In einer Ferienfreizeit haben sich sechs- bis zwölfjährige Kinder aus dem Rheinisch-Bergischen Kreis mit der Umweltzerstörung beschäftigt. Tagelang haben sie eine Demo vorbereitet, Schilder gemalt und Trommeltänze geübt.
"Es geht gar nicht, dass wir weiter Wälder abholzen, dann wird unsere Welt, wenn's zu heiß wird, verbrennen - das will doch hier keiner", erklärt die achtjährige Sofia auf dem Rathausplatz den Passanten. "Das kann doch keiner wollen!"
Die Kinder wissen genau, wofür sie kämpfen wollen.

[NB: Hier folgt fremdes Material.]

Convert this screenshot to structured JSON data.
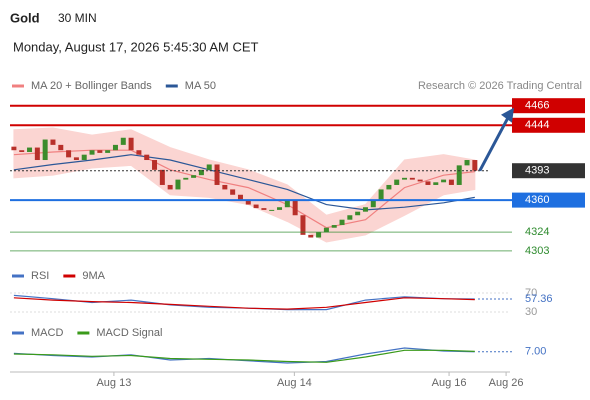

Für Diego ist es die erste Demonstration, aber bestimmt nicht die letzte. Er ist fest entschlossen, nach den Sommerferien, wenn er aufs Gymnasium kommt, dort weitere Demonstrationen zu organisieren.
Die Kinder demonstrieren unter anderem gegen die zunehmende Vermüllung. "Die Menschen denken, so eine Glasflasche ist ja nicht so schlimm. Haben die denn eine Ahnung, was passiert, wenn die Sonne da drauf brennt? Der Wald ist staubtrocken," sagt ein Mädchen, das öfter den Müll einsammelt. Das ist auch gegen die Waldbrandgefahr.
Im Rathaus öffnen sich die Fenster, als der Protestzug der Kinder dort ankommt. Sie trommeln und tanzen. Bürgermeister Bernd Hibst (CDU) kommt heraus, um mit den Kindern zu sprechen. Sie erzählen ihm, dass keine Bäume mehr für Häuser abgerissen werden dürfen. Nachdem sie ihre Forderungen lauthals vorgetragen haben, marschieren sie wieder ab.